By Dale Denwalt, Staff Writer
Enid News and Eagle
One option to kickstart the U.S. House’s faltering farm policy legislation would be to split it up, Rep. Frank Lucas said Thursday.
The Oklahoma congressman and Agriculture Committee chairman said one option House Republicans are considering is to have separate votes on farms and food stamps, although he believes the combination of the two issues has worked in the past.
The original bill’s provisions on food stamps, or the Supplemental Nutrition Assistance Program, would have cut spending for SNAP by about $20.5 billion. In a surprise outcome last week, the bill didn’t get enough votes and failed in the House — an outcome attributed to SNAP policy in the farm bill. A Senate version of the farm bill awaits action by House leadership, but it likely won’t be considered.
Lucas, R-Cheyenne, said Speaker John Boehner and Majority Leader Eric Cantor are looking at all the options.
“One of those is the concept of splitting the bill into a nutrition title and basically everything else, the farm bill, staying in a separate bill,” he said. “My personal prospective is the coalition has been successful in the past for 50 years almost for addressing these issues at the same time. But if leadership chooses to go the route of two separate bills, then of course I’ll be supportive.”
More than half of the food stamp cost cuts in Lucas’ farm bill come from ending “categorical eligibility.” Many states, he said, will automatically grant food stamps to anyone who qualifies for another welfare benefit.
“In the House draft, we say basically we’ll help you, but you have to show us what your income is. You’ve got to show us you qualify under existing law and we can help you,” said Lucas.
The rest of the savings are made by restricting the automatic benefits of people who receive heating oil subsidies from the government. Now, a person only has to qualify to receive $1 per month for heating oil to get a month’s worth of food stamps, but Lucas’ bill raises that marker to $20.
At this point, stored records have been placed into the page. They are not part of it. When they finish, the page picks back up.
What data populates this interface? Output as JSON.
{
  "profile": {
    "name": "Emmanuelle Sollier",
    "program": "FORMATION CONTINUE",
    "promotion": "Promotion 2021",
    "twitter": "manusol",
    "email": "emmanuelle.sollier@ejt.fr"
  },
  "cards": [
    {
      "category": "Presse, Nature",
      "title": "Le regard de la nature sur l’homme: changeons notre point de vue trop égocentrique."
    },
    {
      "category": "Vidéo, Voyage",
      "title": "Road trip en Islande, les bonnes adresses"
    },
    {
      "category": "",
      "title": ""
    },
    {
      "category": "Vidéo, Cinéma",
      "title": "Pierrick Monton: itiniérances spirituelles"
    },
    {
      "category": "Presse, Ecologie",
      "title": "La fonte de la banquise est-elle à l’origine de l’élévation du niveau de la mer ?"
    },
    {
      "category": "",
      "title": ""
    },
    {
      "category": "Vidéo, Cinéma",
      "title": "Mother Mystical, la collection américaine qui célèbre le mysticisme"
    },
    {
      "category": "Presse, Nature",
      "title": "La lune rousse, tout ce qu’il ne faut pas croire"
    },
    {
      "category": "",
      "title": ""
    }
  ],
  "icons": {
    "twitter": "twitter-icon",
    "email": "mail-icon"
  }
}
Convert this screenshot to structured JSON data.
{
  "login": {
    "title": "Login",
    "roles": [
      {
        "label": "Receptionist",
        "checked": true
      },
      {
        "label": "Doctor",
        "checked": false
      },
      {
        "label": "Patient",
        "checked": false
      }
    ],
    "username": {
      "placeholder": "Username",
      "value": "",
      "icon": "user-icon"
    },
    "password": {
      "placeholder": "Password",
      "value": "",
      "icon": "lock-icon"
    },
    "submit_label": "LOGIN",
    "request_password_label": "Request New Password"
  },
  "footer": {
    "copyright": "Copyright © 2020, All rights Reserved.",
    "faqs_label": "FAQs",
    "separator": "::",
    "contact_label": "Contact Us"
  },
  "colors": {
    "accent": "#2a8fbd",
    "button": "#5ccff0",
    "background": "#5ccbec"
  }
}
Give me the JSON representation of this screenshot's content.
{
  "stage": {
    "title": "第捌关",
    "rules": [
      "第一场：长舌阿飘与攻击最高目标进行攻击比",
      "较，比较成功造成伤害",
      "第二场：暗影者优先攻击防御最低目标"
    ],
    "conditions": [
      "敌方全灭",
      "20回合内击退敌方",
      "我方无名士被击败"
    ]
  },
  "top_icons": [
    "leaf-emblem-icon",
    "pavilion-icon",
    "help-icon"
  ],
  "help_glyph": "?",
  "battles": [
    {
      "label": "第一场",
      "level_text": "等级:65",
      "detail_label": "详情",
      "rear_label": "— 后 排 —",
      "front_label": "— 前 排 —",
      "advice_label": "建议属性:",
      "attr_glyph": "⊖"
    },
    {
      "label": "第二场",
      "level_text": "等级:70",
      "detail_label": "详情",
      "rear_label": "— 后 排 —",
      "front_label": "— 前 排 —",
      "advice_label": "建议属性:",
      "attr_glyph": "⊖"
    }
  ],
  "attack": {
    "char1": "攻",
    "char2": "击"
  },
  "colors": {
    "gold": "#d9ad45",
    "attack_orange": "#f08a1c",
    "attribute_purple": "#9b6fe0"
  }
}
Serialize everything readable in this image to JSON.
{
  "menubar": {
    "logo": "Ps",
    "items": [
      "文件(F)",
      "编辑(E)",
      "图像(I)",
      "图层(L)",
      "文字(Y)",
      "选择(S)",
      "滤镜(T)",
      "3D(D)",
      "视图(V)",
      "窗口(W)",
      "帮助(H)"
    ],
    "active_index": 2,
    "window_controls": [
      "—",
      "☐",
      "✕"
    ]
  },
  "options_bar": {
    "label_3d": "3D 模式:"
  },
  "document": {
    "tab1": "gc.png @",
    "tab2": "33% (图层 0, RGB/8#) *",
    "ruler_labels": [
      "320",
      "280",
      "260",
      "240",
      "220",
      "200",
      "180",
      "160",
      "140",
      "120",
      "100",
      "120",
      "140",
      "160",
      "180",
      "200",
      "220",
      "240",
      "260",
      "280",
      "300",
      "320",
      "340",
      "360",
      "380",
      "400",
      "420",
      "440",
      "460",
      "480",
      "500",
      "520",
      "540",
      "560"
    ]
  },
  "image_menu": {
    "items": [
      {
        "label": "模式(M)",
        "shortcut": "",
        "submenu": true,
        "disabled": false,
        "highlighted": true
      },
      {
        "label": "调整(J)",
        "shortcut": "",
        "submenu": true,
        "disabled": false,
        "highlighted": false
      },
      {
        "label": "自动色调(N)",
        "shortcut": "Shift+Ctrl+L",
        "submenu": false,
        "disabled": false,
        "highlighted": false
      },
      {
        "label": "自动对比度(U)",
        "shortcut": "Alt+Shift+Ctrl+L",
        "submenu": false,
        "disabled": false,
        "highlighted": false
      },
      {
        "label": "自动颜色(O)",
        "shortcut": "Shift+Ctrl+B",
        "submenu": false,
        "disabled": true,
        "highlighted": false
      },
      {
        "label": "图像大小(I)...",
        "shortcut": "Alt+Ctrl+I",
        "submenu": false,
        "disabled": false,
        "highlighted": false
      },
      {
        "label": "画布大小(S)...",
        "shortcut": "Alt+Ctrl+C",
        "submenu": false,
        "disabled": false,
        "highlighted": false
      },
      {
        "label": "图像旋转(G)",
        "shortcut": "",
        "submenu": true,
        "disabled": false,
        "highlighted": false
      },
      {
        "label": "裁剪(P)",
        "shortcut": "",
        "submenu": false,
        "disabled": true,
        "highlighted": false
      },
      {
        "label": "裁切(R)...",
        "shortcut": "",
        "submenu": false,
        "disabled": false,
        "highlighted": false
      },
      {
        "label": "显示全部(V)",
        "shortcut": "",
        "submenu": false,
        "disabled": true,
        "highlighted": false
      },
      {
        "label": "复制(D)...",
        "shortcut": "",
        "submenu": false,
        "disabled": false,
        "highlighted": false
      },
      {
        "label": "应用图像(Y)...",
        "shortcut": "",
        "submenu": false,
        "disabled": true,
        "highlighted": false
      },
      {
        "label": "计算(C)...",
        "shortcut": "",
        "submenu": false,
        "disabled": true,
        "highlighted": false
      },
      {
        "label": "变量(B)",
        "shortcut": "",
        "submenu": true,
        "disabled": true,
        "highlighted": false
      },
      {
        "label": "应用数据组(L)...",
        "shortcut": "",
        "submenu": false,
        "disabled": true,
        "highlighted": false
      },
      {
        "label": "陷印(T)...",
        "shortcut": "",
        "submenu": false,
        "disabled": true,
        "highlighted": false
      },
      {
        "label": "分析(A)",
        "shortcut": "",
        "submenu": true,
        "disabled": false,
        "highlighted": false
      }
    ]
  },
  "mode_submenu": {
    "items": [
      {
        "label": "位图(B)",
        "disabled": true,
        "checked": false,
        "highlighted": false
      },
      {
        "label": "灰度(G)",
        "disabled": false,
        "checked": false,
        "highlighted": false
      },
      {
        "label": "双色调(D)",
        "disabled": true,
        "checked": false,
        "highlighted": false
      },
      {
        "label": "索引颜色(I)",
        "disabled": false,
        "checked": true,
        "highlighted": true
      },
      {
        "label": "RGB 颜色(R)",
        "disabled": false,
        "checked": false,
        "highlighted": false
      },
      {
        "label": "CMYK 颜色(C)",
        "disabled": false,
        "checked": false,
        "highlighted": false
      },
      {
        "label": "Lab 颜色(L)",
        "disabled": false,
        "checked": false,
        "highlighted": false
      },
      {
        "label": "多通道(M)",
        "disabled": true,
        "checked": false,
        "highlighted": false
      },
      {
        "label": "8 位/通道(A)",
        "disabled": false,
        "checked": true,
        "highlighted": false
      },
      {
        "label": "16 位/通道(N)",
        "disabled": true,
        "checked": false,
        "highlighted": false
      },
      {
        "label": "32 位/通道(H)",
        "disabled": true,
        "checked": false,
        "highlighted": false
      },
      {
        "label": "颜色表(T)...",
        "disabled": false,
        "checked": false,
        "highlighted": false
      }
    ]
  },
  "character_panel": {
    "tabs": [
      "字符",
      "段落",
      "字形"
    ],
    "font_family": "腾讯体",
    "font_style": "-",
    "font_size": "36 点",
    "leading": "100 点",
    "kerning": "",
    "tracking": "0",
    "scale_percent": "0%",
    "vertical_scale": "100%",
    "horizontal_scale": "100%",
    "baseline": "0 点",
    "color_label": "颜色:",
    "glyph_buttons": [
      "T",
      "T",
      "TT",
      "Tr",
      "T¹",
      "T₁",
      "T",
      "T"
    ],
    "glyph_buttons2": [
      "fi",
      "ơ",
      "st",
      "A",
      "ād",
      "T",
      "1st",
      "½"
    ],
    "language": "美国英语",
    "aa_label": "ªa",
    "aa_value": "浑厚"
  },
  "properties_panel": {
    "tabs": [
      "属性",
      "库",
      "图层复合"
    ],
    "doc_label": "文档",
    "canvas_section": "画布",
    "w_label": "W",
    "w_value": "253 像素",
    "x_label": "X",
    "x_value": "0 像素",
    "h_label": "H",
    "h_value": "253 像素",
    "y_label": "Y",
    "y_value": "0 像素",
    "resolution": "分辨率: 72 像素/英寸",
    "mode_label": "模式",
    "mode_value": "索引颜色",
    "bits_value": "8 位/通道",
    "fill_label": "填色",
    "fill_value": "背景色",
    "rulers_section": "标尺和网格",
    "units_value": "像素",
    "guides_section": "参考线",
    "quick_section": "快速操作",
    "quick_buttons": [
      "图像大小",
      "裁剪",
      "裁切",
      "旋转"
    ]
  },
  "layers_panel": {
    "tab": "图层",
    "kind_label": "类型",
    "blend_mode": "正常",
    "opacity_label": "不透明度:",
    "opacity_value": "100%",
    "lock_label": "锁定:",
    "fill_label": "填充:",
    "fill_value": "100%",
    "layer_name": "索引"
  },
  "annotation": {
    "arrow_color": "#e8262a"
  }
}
By reforming that and other provisions, the House claims savings of about $40 billion in its recently rejected farm bill. The Senate’s version has about $20.5 billion in savings, Lucas said.
That’s not enough to get a hearing in the House, he said. As soon as Lucas gets a bill out of the U.S. House, GOP leadership there and Democratic leaders from the Senate will hash out the differences in a conference committee.
“It’s just challenging to think that as focused as the United States House is on spending and trying to do something about the national debt, it’s hard to believe the House would accept reforms that are one-fifth of what we’ve looked at here,” said Lucas.
The Senate’s version also focuses on a crop insurance that benefits corn growers more than others, he said.
“When we get to conference, I’m confident that by working with the Senate we can achieve a fair balance and will be able to come up with a bill that does give producers the kind of choices they need, wherever they live,” said Lucas. “After all, if it’s a federal farm bill, then people all over the country should be able to participate in it, not just a particular region or particular commodity group.”
Congress still has a few months to hammer out a compromise. If they don’t, the subsidy provisions adopted in 2008 and extended this year, policies that also help keep food prices down, would start unwinding — first with dairy operations on Dec. 31 and then with the wheat crop after it’s cut in the spring of 2014, Lucas estimated.
“Even if we don’t have a bill that’s signed into law, I’d still like to be so far along that producers have an understanding and can make their decisions based on enough facts,” he said.